The best Emma Stone performances to watch after ‘Poor Things’
With the Academy Awards looming, Emma Stone is considered one of the front-runners to take home her second victory for her astonishing performance in Yorgos Lanthimos’ Poor Things.
It’s her fifth nomination overall, and having already scooped the corresponding Bafta and a Golden Globe for ‘Best Actress – Motion Picture Comedy or Musical’, it’s looking increasingly likely that the race for the Oscar is a straight shootout between Stone and Killers of the Flower Moon‘s Lily Gladstone.
Even though she’s barely even a decade and a half into her big screen career, Stone is already lauded as one of the best actors in modern cinema, nothing a succession of acclaimed performances in a myriad of wildly different movies, with the recurring theme being that she’ll never be anything less than impressive.
As a testament to her range, the following five turns have very little in common beyond Stone being the person giving them, offering an insight into just how well-rounded her talents are.
Five must-see Emma Stone performances:
5. Easy A (Will Gluck, 2010)
The teen comedy has been a Hollywood staple for decades, and it was fitting that Stone would land her very first major leading role in the genre, considering she made her feature film debut in it three years earlier when Superbad was released.
Although it ticks several of the boxes associated with the medium, Will Gluck’s Easy A thrived on its self-awareness and sly deconstruction of the high school tropes, with Stone’s Olive embracing the rumour making the rounds claiming she’s of a highly promiscuous nature.

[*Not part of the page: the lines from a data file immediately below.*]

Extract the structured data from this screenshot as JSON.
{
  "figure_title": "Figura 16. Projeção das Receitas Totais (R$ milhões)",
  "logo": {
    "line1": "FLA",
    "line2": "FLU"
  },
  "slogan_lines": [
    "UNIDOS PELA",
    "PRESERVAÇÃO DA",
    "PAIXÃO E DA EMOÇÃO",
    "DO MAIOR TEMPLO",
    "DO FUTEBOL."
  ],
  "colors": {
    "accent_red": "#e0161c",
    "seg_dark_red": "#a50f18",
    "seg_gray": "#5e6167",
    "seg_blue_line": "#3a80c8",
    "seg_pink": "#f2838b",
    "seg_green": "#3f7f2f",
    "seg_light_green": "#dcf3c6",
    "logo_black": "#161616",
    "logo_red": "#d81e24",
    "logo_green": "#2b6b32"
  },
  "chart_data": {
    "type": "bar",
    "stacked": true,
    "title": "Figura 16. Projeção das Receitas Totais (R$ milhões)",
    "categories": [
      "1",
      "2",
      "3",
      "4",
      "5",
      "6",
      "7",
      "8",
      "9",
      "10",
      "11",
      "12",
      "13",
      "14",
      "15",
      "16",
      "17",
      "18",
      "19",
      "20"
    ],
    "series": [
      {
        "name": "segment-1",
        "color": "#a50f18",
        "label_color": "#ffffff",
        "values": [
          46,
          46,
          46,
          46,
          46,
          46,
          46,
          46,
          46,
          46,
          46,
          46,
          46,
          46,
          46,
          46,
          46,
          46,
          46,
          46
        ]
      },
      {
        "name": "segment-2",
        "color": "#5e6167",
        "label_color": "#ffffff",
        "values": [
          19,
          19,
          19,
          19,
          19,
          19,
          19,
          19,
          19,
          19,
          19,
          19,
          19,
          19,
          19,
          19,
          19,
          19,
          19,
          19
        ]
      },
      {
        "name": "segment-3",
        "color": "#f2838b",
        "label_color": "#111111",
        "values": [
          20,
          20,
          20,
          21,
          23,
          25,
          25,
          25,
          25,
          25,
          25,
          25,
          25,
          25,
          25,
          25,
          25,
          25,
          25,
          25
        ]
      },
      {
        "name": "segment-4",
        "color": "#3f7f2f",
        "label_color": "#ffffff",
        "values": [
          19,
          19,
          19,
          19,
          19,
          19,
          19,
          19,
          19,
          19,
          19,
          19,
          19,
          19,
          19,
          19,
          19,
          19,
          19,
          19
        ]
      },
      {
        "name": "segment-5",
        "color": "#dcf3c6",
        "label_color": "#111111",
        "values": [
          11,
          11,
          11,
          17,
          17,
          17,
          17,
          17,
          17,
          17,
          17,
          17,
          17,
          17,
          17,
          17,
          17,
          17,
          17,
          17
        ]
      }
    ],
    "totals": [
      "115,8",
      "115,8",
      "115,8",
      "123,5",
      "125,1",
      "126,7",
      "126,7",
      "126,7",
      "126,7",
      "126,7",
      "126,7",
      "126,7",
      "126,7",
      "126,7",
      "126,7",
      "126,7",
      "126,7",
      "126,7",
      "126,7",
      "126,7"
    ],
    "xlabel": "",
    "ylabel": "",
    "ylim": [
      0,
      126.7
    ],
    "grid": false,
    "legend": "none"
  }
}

The precocious teenager is a trope that’s been done to death, but Stone injects the character with genuine heart and a vulnerability that’s always lurking just beneath the surface, no matter how hard she tries to keep it under wraps. A Golden Globe nomination for ‘Best Actress- Musical or Comedy’ followed, with Stone proving at the very first attempt she had more than enough talent to be a bankable lead.

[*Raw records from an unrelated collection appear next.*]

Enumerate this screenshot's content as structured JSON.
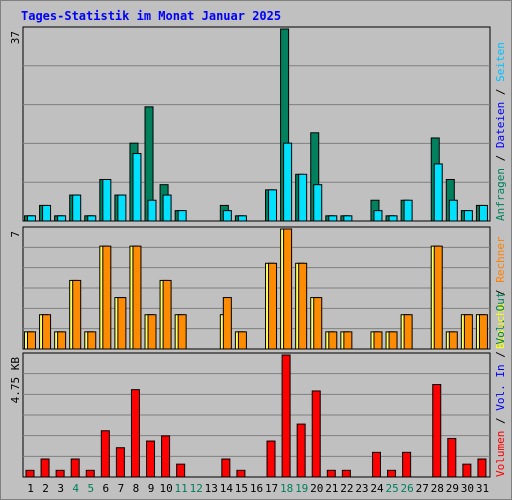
{
  "title": "Tages-Statistik im Monat Januar 2025",
  "legend": {
    "top": [
      {
        "text": "Anfragen",
        "color": "#00805c"
      },
      {
        "text": "Dateien",
        "color": "#0000ff"
      },
      {
        "text": "Seiten",
        "color": "#00c0ff"
      }
    ],
    "mid": [
      {
        "text": "Besuche",
        "color": "#ffff00"
      },
      {
        "text": "Rechner",
        "color": "#ff8000"
      }
    ],
    "bottom": [
      {
        "text": "Volumen",
        "color": "#ff0000"
      },
      {
        "text": "Vol. In",
        "color": "#0000ff"
      },
      {
        "text": "Vol. Out",
        "color": "#00805c"
      }
    ],
    "separator": "/"
  },
  "colors": {
    "anfragen": "#00805c",
    "dateien": "#00e0ff",
    "besuche": "#ffff60",
    "rechner": "#ff8c00",
    "volumen": "#ff0000",
    "weekend_label": "#00805c",
    "weekday_label": "#000000"
  },
  "chart_data": [
    {
      "type": "bar",
      "panel": "requests",
      "ymax_label": "37",
      "ylim": [
        0,
        37
      ],
      "grid": true,
      "categories": [
        "1",
        "2",
        "3",
        "4",
        "5",
        "6",
        "7",
        "8",
        "9",
        "10",
        "11",
        "12",
        "13",
        "14",
        "15",
        "16",
        "17",
        "18",
        "19",
        "20",
        "21",
        "22",
        "23",
        "24",
        "25",
        "26",
        "27",
        "28",
        "29",
        "30",
        "31"
      ],
      "weekend_days": [
        "4",
        "5",
        "11",
        "12",
        "18",
        "19",
        "25",
        "26"
      ],
      "series": [
        {
          "name": "Anfragen",
          "values": [
            1,
            3,
            1,
            5,
            1,
            8,
            5,
            15,
            22,
            7,
            2,
            0,
            0,
            3,
            1,
            0,
            6,
            37,
            9,
            17,
            1,
            1,
            0,
            4,
            1,
            4,
            0,
            16,
            8,
            2,
            3
          ]
        },
        {
          "name": "Dateien",
          "values": [
            1,
            3,
            1,
            5,
            1,
            8,
            5,
            13,
            4,
            5,
            2,
            0,
            0,
            2,
            1,
            0,
            6,
            15,
            9,
            7,
            1,
            1,
            0,
            2,
            1,
            4,
            0,
            11,
            4,
            2,
            3
          ]
        }
      ]
    },
    {
      "type": "bar",
      "panel": "visits",
      "ymax_label": "7",
      "ylim": [
        0,
        7
      ],
      "grid": true,
      "categories": [
        "1",
        "2",
        "3",
        "4",
        "5",
        "6",
        "7",
        "8",
        "9",
        "10",
        "11",
        "12",
        "13",
        "14",
        "15",
        "16",
        "17",
        "18",
        "19",
        "20",
        "21",
        "22",
        "23",
        "24",
        "25",
        "26",
        "27",
        "28",
        "29",
        "30",
        "31"
      ],
      "series": [
        {
          "name": "Besuche",
          "values": [
            1,
            2,
            1,
            4,
            1,
            6,
            3,
            6,
            2,
            4,
            2,
            0,
            0,
            2,
            1,
            0,
            5,
            7,
            5,
            3,
            1,
            1,
            0,
            1,
            1,
            2,
            0,
            6,
            1,
            2,
            2
          ]
        },
        {
          "name": "Rechner",
          "values": [
            1,
            2,
            1,
            4,
            1,
            6,
            3,
            6,
            2,
            4,
            2,
            0,
            0,
            3,
            1,
            0,
            5,
            7,
            5,
            3,
            1,
            1,
            0,
            1,
            1,
            2,
            0,
            6,
            1,
            2,
            2
          ]
        }
      ]
    },
    {
      "type": "bar",
      "panel": "volume",
      "ymax_label": "4.75 KB",
      "ylim": [
        0,
        4.75
      ],
      "grid": true,
      "categories": [
        "1",
        "2",
        "3",
        "4",
        "5",
        "6",
        "7",
        "8",
        "9",
        "10",
        "11",
        "12",
        "13",
        "14",
        "15",
        "16",
        "17",
        "18",
        "19",
        "20",
        "21",
        "22",
        "23",
        "24",
        "25",
        "26",
        "27",
        "28",
        "29",
        "30",
        "31"
      ],
      "series": [
        {
          "name": "Volumen",
          "values": [
            0.26,
            0.7,
            0.26,
            0.7,
            0.26,
            1.8,
            1.14,
            3.4,
            1.4,
            1.6,
            0.5,
            0,
            0,
            0.7,
            0.26,
            0,
            1.4,
            4.75,
            2.06,
            3.35,
            0.26,
            0.26,
            0,
            0.96,
            0.26,
            0.96,
            0,
            3.6,
            1.5,
            0.5,
            0.7
          ]
        }
      ]
    }
  ]
}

4. Battle of the Sexes (Jonathan Dayton and Valerie Faris, 2017)
A turning point of sorts, true-life biopic Battle of the Sexes saw the star deliberately shy away from her more comedic-leaning screen performer, with the film marking her first time playing a leading role in a straightforward drama, which she subsequently knocked out of the park.

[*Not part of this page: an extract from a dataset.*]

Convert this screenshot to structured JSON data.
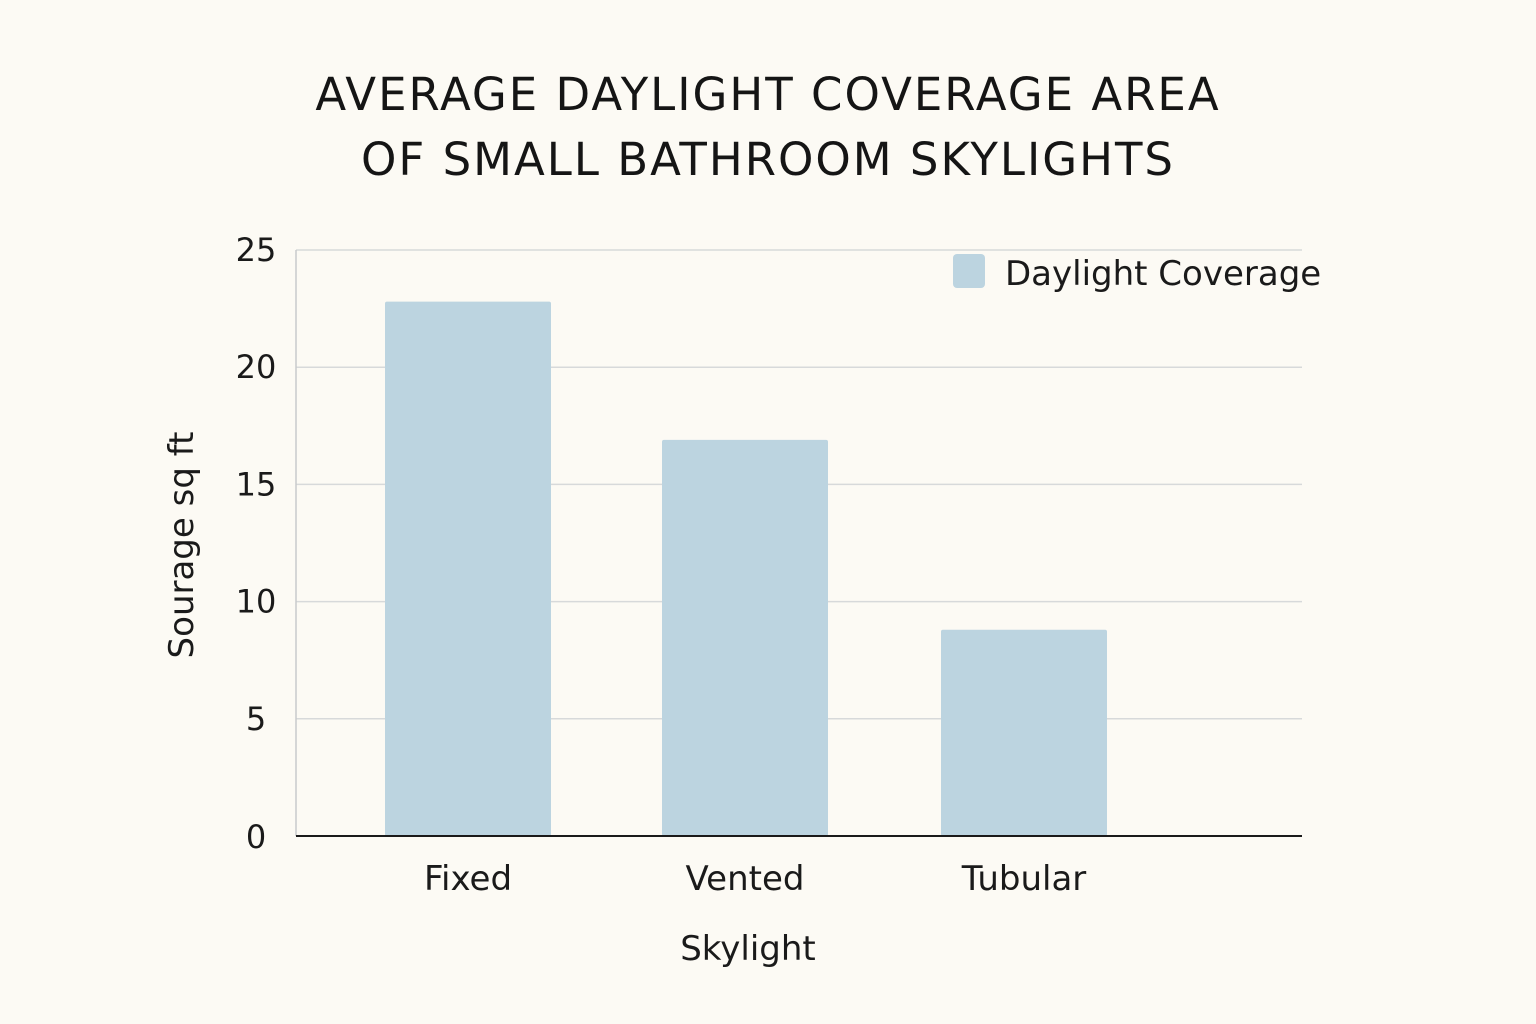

It was the first time she’d played a real person, too, and her understatedly charismatic turn as Billie Jean King makes an excellent foil for Steve Carrel’s braggadocious and over-confident Bobby Riggs. In Stone’s hands, it’s as far away from being an impersonation or caricature as possible, underlining the range and versatility of her talents.
Battle of the Sexes is far from the greatest biographical drama ever made, but in terms of how it relayed to audiences that Stone was more than capable of disappearing completely into a character in the form of cinema she’d never explored before, it nonetheless stands out as one of her most important performances.
3. Cruella (Craig Gillespie, 2021)
There was absolutely no need for Cruella to exist other than to satiate Disney‘s desire to refresh as many of its animated classics as possible to continue mining them in live-action. Seeing as Glenn Close had already brought Cruella de Vil to life in two movies of her own, the origin story route was taken.
Beyond the ludicrous motivation of her mother being murdered by a pair of rogue Dalmatians, Stone sinks her teeth into the part with malicious and immaculately costumed relish, dialling the campiness of her performance way past 11 to pitch it to the cheap seats.
In the end, Cruella turned out much better than it had any right to be, which is largely down to Stone. It was her first time anchoring an expensively assembled blockbuster, made even more impressive by the fact nobody was particularly interested in the project until they were blown away by a comedic tour-te-force that’s just the right side of kitschy and radiates star power.
2. La La Land (Damien Chazelle, 2016)
Winning an Academy Award for her performance, Damien Chazelle’s La La Land was an ode to Los Angeles that was instantly greeted as one of the most popular romances and musicals of the modern era, due in no small part to Stone’s incandescent turn.
Her aspiring actor Mia meets Ryan Gosling’s jazz pianist Sebastian, setting off a star-crossed romance that thrives on the sparkling chemistry generated by its powerhouse central pairing. Tapping into a distinct sort of charisma that was decidedly modern while entirely evocative of Hollywood’s Golden Age, it was a delicate balancing act to pull off.
Of course, Stone managed it with aplomb, delivering showstopping song-and-dance numbers and heart-wrenching pathos with the greatest of ease. It won her a first Oscar, but it’s becoming readily apparent that it won’t be her last.
1. The Favourite (Yorgos Lanthimos, 2018)
Stone’s first collaboration with Yorgos Lanthimos opened the door to a newfound creative partnership poised to bring out the very best in both, with Poor Things merely the next chapter in an ongoing journey.
As well as the short film Bleat, Stone recently entered talks to reunite again with Lanthimos on his remake of madcap Korean sci-fi fantasy Save the Green Planet. Having received two Oscar nominations for her efforts, it’s easy to see why she’s so keen on remaining in his orbit.
Stone’s Abigail first enters The Favourite as a rather awkward presence, but as the story progresses, she begins to show an increasing number of new sides, revealing herself to be an intellectual match for Rachel Weisz’s Lady Sarah. Expert-level comic timing, malevolent machinations, and backstabbing soon become the orders of the day in a phenomenally well-rounded performance that instantly made her Lanthimos’ muse.